Des officiers du contre-terrorisme irakien ont affirmé que leurs forces étaient en passe de chasser les extrémistes de cette ville.
«Il y a des poches [de résistance], des combats, les terroristes envoient des voitures piégées, mais cela ne les aidera pas» a déclaré le lieutenant Riyadh Tawfiq, commandant des forces terrestres irakiennes.
Les forces impliquées dans l’offensive sur Mossoul avancent sur deux axes, depuis Qayyarah, au sud, et depuis Khazir, à l’est, et des commandants irakiens ont assuré que des dizaines de villages avaient été repris.
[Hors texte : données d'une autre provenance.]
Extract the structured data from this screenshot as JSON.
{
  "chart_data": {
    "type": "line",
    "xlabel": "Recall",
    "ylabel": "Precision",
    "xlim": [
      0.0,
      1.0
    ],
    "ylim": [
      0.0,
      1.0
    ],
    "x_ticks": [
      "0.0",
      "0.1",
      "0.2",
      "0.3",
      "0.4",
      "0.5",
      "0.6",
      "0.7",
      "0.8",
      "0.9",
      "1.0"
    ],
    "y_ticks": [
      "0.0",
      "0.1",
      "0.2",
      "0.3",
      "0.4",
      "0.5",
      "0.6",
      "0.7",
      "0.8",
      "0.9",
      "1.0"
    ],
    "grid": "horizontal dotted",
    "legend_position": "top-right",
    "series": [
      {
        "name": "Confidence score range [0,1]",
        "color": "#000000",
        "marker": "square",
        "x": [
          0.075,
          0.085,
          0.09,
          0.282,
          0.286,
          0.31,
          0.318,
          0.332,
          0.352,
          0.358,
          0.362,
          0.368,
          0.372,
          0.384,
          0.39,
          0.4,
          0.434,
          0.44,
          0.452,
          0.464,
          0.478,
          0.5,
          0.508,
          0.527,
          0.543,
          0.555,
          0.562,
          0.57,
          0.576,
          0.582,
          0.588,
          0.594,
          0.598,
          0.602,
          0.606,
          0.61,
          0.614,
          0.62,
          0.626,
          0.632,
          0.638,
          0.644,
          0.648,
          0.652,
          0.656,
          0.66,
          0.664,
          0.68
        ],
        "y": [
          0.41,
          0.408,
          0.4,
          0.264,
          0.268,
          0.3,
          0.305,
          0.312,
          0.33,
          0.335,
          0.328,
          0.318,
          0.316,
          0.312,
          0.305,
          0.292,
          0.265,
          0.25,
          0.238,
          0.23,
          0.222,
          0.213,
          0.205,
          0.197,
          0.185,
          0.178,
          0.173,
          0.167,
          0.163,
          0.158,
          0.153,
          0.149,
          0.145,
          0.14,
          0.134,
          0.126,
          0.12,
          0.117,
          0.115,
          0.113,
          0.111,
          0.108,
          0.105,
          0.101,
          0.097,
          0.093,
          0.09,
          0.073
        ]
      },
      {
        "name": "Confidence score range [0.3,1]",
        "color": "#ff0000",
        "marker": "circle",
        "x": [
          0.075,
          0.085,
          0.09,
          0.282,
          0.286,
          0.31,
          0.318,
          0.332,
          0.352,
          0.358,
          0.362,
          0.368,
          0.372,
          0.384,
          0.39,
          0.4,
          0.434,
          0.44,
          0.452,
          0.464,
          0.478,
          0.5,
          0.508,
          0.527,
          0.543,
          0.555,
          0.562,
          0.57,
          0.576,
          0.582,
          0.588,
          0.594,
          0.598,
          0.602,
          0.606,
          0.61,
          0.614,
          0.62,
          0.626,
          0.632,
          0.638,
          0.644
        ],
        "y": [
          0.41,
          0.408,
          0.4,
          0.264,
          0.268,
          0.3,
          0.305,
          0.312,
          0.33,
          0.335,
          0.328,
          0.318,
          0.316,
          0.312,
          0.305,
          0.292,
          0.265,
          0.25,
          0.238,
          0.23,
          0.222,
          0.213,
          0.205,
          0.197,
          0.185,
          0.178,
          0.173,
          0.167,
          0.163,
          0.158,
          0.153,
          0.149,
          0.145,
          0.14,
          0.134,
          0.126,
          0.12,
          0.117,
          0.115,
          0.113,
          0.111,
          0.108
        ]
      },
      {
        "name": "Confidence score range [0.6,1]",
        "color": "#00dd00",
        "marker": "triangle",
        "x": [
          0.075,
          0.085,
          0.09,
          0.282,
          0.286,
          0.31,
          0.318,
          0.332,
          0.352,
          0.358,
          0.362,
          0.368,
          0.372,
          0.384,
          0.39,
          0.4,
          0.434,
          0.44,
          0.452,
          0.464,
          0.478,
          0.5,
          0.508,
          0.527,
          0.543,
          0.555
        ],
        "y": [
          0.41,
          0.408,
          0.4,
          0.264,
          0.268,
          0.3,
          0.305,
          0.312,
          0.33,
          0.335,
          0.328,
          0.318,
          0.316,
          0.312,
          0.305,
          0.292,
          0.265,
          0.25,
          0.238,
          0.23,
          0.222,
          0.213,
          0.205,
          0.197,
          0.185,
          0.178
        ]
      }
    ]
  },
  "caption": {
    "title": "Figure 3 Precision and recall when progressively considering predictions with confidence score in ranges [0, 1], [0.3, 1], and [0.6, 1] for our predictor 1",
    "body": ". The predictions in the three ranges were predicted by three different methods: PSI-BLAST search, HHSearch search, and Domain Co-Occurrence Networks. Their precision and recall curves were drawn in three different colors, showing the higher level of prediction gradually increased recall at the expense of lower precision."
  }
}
Mercredi, les forces irakiennes atteignaient le village de Bajwaniyah, à 30 km au sud de Mossoul.
«Boucliers humains»
Le sort des habitants de Mossoul et des localités proches inquiète l’ONU.
De plus, les Etats-Unis ont déclaré que les extrémistes de «Daech» retenaient les civils «contre leur gré» et s’en servaient comme «boucliers humains».
Pour l’heure, «les activités militaires se concentrent dans des zones à faible densité de population et nous n’avons pas enregistré de déplacements massifs de civils», a déclaré mercredi le secrétaire général adjoint des Nations unies pour les affaires humanitaires, Stephen O’Brien.
«Beaucoup de familles commencent à manquer de certains produits alimentaires de base, il n’y a plus de commerce à Mossoul, la ville est coupée du monde», a affirmé à l’AFP un résident de 47 ans joint par téléphone.
Jusqu’à présent, seulement quelques dizaines de familles ont pu fuir Mossoul depuis le début de l’opération militaire. Mais des groupes plus importants ont fui des zones autour de la métropole et trouvé refuge dans des secteurs plus sûrs, y compris en Syrie voisine, pourtant en guerre.
Selon l’ONG Save the Children, 5 000 civils irakiens sont arrivés ces dix derniers jours dans un camp de réfugiés en Syrie, à Al-Hol, à quelques kilomètres de la frontière irakienne.